Protokoll der Sitzung vom 25.01.2007

Das System der GKV, wie es bisher bestand, gewährleistete trotz aller Einschränkungen durch die Reformen der vergangenen Jahre immer noch einem Anteil von über 90 % der Bevölkerung eine weitgehende Absicherung im Krankheitsfall. Zahlreiche Studien belegen, dass die Mehrheit der Bevölkerung das Solidarprinzip möchte und sich genauso wie wir für die Erweiterung der Finanzierungsbasis der GKV ausspricht.

Wir fordern die Landesregierung auf, sich für eine solidarische Bürgerversicherung einzusetzen, die das bisherige GKV-System weiterentwickelt und alle in die GKV einbezieht. Sorgen Sie für den Erhalt und die Festigung der solidarischen Krankenversicherung, die die Sicherstellung einer bedarfsgerechten, erreichbaren und dauerhaft funktionsfähigen Versorgung mit den medizinisch und gesundheitlich als zweckmäßig, notwendig und ausreichend erachteten Leistungen für die gesamte Bevölkerung gewährleistet.
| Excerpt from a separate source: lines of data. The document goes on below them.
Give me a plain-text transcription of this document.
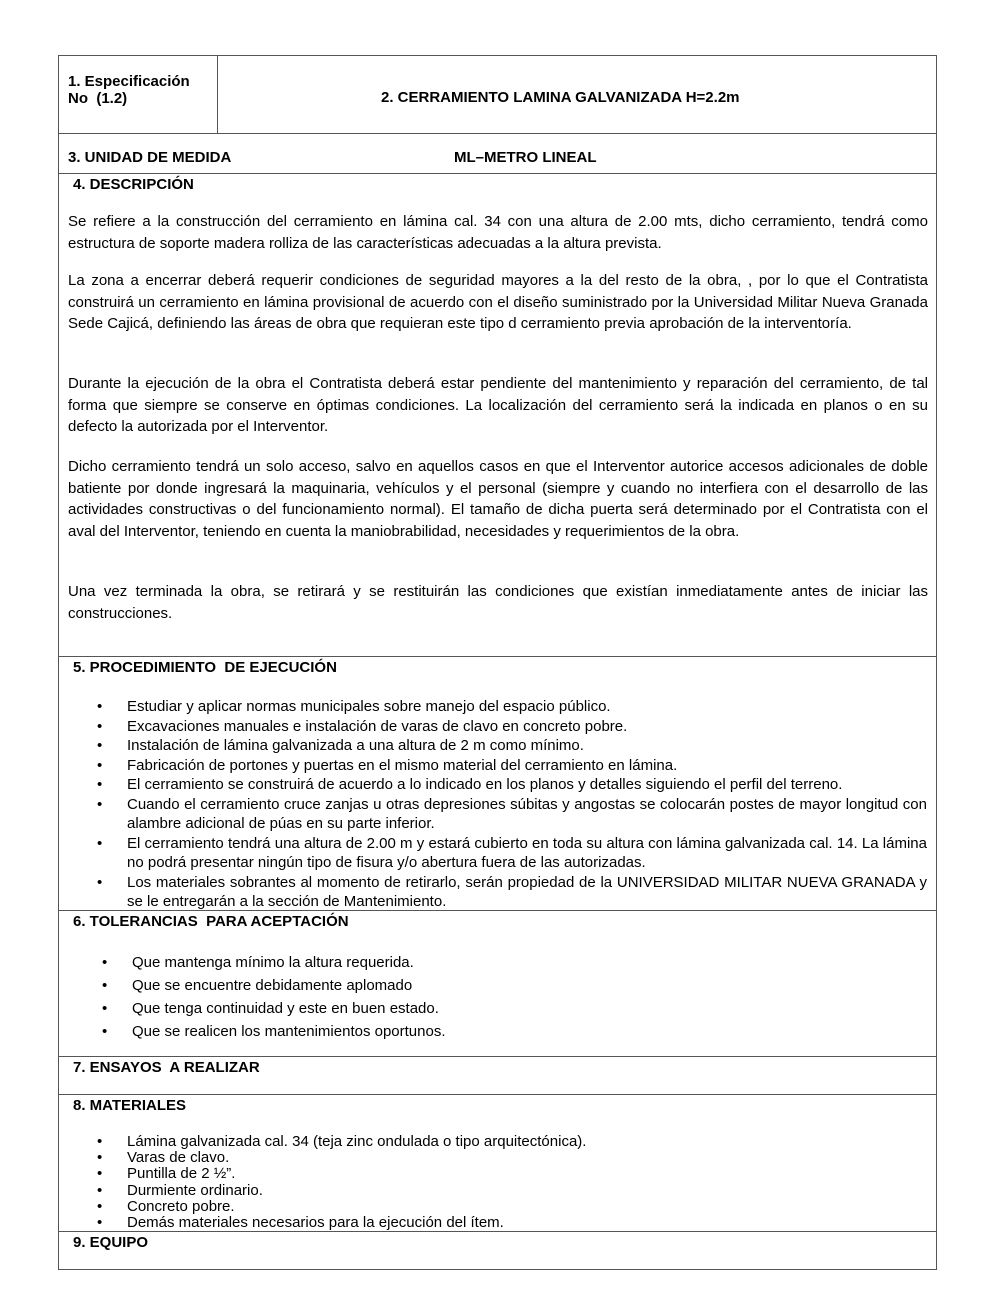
1. Especificación
No  (1.2)	2. CERRAMIENTO LAMINA GALVANIZADA H=2.2m
3. UNIDAD DE MEDIDA	ML–METRO LINEAL
4. DESCRIPCIÓN

Se refiere a la construcción del cerramiento en lámina cal. 34 con una altura de 2.00 mts, dicho cerramiento, tendrá como estructura de soporte madera rolliza de las características adecuadas a la altura prevista.

La zona a encerrar deberá requerir condiciones de seguridad mayores a la del resto de la obra, , por lo que el Contratista construirá un cerramiento en lámina provisional de acuerdo con el diseño suministrado por la Universidad Militar Nueva Granada Sede Cajicá, definiendo las áreas de obra que requieran este tipo d cerramiento previa aprobación de la interventoría.

Durante la ejecución de la obra el Contratista deberá estar pendiente del mantenimiento y reparación del cerramiento, de tal forma que siempre se conserve en óptimas condiciones. La localización del cerramiento será la indicada en planos o en su defecto la autorizada por el Interventor.

Dicho cerramiento tendrá un solo acceso, salvo en aquellos casos en que el Interventor autorice accesos adicionales de doble batiente por donde ingresará la maquinaria, vehículos y el personal (siempre y cuando no interfiera con el desarrollo de las actividades constructivas o del funcionamiento normal). El tamaño de dicha puerta será determinado por el Contratista con el aval del Interventor, teniendo en cuenta la maniobrabilidad, necesidades y requerimientos de la obra.

Una vez terminada la obra, se retirará y se restituirán las condiciones que existían inmediatamente antes de iniciar las construcciones.

5. PROCEDIMIENTO  DE EJECUCIÓN
• Estudiar y aplicar normas municipales sobre manejo del espacio público.
• Excavaciones manuales e instalación de varas de clavo en concreto pobre.
• Instalación de lámina galvanizada a una altura de 2 m como mínimo.
• Fabricación de portones y puertas en el mismo material del cerramiento en lámina.
• El cerramiento se construirá de acuerdo a lo indicado en los planos y detalles siguiendo el perfil del terreno.
• Cuando el cerramiento cruce zanjas u otras depresiones súbitas y angostas se colocarán postes de mayor longitud con alambre adicional de púas en su parte inferior.
• El cerramiento tendrá una altura de 2.00 m y estará cubierto en toda su altura con lámina galvanizada cal. 14. La lámina no podrá presentar ningún tipo de fisura y/o abertura fuera de las autorizadas.
• Los materiales sobrantes al momento de retirarlo, serán propiedad de la UNIVERSIDAD MILITAR NUEVA GRANADA y se le entregarán a la sección de Mantenimiento.
6. TOLERANCIAS  PARA ACEPTACIÓN
• Que mantenga mínimo la altura requerida.
• Que se encuentre debidamente aplomado
• Que tenga continuidad y este en buen estado.
• Que se realicen los mantenimientos oportunos.
7. ENSAYOS  A REALIZAR
8. MATERIALES
• Lámina galvanizada cal. 34 (teja zinc ondulada o tipo arquitectónica).
• Varas de clavo.
• Puntilla de 2 ½”.
• Durmiente ordinario.
• Concreto pobre.
• Demás materiales necesarios para la ejecución del ítem.
9. EQUIPO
Die solidarische und soziale Krankenversicherung basiert darauf, dass jeder entsprechend seiner finanziellen Leistungsfähigkeit Beiträge einzahlt und unabhängig von der Höhe der gezahlten Beiträge Leistungen in dem Umfang erhält, wie er für ihn individuell erforderlich ist. Dieses Grundprinzip wird mit den Neuregelungen in dem GKV-Wettbewerbsstärkungsgesetz in wesentlichen Teilen aufgehoben.

Die Wahl- und Sondertarife für junge und gesunde Menschen führen zu niedrigen Teilkaskotarifen. Die möglichen Rückzahlungen bzw. der Erlass in Höhe von bis zu 900 € jährlich müssen letztlich durch die anderen Versicherten erwirtschaftet oder mit Zusatzbeiträgen erbracht werden. Besonders negativ davon betroffen sind Alleinstehende und Familien, weil Beitragsrückerstattungen auch davon abhängig gemacht werden, ob volljährige mitversicherte Kinder Leistungen in Anspruch nehmen.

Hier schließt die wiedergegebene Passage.